For Christians, this prayer has a deeper meaning when addressed to Christ Jesus, who, forty days after His Resurrection, ascended into Heaven to take His place at the right side of God the Father (Acts 2:33; Heb 1:3).

Applied to Jesus, “enthroned in Heaven” (verse 1) means that in His Ascension to the Father, He transcends all created things and has sovereignty and dominion over all creation, as Daniel saw in his vision (Dan 7:13-14).

For the faithful today, “Our eyes are on the LORD our God” as we continue to look for Him as we struggle in our earthly existence. We await the fullness of our salvation when He comes again in His Parousia or Second Coming to gather His elect and to judge the proud and arrogant the psalmist mentions in verses 3-4, as we will be “pleading for His mercy.”

Excerpts from Michal E. Hunt’s Agape Bible Study.Material slightly reformatted. Used with permission.
Second Reading

Suffering for Christ

In the Second Reading, St. Paul writes about his struggles and hardships in his mission to carry the Gospel of salvation to the Gentiles. In addition to the opposition to his message, he endured a physical affliction and petitioned the Lord three times to heal him. The Lord did not heal Paul, but He gave Paul the grace to accept his suffering. St. Thomas Aquinas wrote that God sometimes permits certain hardships and sufferings to draw out a greater good in us. Paul accepted his affliction, and God used it to make him a more compassionate apostle to the Gentiles.


Paul’s “Thorn in the Flesh”

In humility, St. Paul refers to the insults and other hardships he has endured in his mission as Christ’s apostle to the Gentiles. He also refers to his suffering in some physical affliction that God has allowed him to experience to ensure that his supernatural gifts did not make him proud and boastful. Paul does not reveal the exact nature of his “thorn in the flesh” (verse 7), but some Church Fathers and modern commentators suggest that it was some painful and humiliating physical condition. It was probably the same condition he referred to in Galatians 4:13-15. It may have been an affliction brought on by his initial loss of sight after his blinding vision of the resurrected glorified Christ in his conversion experience since he says if the Galatians could, they would have given him their eyes.


An Angel from Satan

St. Paul attributes his affliction to “an angel from Satan,” which suggests the disability could have been an obstacle to his mission to evangelize. Paul says three times he asked the Lord to heal him, and three times the Lord told him to endure because God’s grace was enough to enable him to live with his suffering.  Paul testifies the weakness of his physical condition, and his submission to the will of God for his life served to strengthen his faith in the Lord Jesus and his commitment to his mission. He thanked the Lord that his weakness made the grace of God greater in his life since he knew that his missionary work was not his success but can boast that it was Christ working through him.


Interpretations

St. Thomas Aquinas, using this passage as an example, wrote that God sometimes permits certain hardships and sufferings to draw out a greater good (Commentary on 2 Chr, ad loc.). For example, in Paul’s case, to protect His apostle from the sin of pride (the root of all vices), God allowed His chosen apostle (and others who serve Him) to be humiliated by weakness in an affliction. In this way, the humbling experience allowed God’s servant to recognize that he/she cannot succeed by his/her efforts alone. Therefore, when encountering the same conditions, we must trust in God’s providence and take assurance from St. Paul, who wrote; We know that all things work for good for those who love God, for those who are called according to his purpose (Rom 8:28).

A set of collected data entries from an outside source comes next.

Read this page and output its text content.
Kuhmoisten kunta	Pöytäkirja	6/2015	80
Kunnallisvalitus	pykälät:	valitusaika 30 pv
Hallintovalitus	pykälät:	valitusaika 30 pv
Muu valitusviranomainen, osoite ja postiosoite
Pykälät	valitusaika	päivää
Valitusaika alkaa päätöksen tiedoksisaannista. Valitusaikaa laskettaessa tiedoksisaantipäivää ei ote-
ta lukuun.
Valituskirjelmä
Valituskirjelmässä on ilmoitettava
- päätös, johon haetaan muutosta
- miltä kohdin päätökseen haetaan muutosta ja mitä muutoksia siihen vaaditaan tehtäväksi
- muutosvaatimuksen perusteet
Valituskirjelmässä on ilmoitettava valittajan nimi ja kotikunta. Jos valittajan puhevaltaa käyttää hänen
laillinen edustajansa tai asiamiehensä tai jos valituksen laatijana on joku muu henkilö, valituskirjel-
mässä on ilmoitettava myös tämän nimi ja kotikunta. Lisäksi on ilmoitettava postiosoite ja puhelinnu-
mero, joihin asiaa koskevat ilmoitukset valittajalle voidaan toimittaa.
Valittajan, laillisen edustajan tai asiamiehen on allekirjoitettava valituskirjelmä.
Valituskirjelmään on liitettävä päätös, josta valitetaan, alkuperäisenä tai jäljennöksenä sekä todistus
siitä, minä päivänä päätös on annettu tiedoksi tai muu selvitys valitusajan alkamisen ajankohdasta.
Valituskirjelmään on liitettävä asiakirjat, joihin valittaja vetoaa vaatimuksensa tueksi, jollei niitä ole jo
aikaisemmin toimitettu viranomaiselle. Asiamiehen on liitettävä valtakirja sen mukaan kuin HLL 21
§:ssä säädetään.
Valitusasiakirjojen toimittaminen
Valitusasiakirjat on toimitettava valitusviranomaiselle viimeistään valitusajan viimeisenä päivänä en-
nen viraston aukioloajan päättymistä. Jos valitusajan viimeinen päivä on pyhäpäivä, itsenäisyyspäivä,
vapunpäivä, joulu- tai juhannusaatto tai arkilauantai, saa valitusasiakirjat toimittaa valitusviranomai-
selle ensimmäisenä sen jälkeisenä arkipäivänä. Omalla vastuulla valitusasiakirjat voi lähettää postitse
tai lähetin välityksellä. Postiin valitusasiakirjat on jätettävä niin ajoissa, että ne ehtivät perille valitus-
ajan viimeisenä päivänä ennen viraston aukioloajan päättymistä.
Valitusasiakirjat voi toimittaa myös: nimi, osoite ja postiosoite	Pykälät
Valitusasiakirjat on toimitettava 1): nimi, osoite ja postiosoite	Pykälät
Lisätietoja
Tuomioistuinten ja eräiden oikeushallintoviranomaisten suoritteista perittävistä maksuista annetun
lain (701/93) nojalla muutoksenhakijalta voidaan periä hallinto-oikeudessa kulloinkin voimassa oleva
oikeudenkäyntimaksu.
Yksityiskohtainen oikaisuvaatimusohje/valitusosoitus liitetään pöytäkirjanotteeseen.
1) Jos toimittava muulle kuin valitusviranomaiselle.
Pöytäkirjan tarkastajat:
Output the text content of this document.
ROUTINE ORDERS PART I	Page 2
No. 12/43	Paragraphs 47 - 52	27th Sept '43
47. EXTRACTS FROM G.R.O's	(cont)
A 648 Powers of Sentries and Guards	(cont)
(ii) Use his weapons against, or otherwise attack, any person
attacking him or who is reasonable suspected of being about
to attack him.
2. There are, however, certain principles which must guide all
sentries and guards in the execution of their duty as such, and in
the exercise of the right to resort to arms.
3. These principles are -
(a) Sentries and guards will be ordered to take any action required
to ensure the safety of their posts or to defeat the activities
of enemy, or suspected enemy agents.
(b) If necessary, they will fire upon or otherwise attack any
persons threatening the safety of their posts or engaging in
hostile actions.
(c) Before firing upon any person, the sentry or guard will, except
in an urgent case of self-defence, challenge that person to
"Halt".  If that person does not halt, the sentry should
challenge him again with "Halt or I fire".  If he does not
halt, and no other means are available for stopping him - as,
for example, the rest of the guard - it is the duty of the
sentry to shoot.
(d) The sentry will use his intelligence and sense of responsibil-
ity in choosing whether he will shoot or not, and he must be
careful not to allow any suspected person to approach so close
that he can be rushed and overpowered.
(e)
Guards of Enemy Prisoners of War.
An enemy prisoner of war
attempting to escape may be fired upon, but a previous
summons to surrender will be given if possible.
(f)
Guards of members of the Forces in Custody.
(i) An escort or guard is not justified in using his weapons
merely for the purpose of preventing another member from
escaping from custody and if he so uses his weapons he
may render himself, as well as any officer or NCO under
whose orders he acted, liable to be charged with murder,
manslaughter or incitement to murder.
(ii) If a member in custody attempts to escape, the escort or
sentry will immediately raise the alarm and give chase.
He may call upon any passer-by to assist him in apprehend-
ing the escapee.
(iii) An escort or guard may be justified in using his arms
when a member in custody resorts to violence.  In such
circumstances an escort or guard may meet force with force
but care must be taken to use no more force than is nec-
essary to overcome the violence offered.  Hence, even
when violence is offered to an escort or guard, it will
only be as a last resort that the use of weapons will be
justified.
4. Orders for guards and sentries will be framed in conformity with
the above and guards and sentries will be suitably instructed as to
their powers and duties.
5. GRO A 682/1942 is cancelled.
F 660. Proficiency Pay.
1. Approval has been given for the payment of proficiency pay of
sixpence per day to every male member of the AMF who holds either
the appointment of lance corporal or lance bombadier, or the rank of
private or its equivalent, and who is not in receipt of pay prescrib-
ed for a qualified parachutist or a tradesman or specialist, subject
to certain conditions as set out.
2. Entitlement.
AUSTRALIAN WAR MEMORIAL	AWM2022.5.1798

The Catechism tells us: “God is infinitely good, and all his works are good. Yet no one can escape the experience of suffering or the evils in nature which seem to be linked to the limitations proper to creatures: and above all to the question of moral evil. Where does evil come from? ‘I sought whence evil comes, and there was no solution,’ said St. Augustine, and his own painful quest would only be resolved by his conversion to the living God. For ‘the mystery of lawlessness’ is clarified only in the light of the ‘mystery of our religion.’ The revelation of divine love in Christ manifested at the same time the extent of evil and the superabundance of grace. We must therefore approach the question of the origin of evil by fixing the eyes of our faith on him who alone is its conqueror” (CCC 385, quoting St. Augustine, Confessions, 7.7, 11 and 2 Thess 2:7 and 1 Tim 3:16).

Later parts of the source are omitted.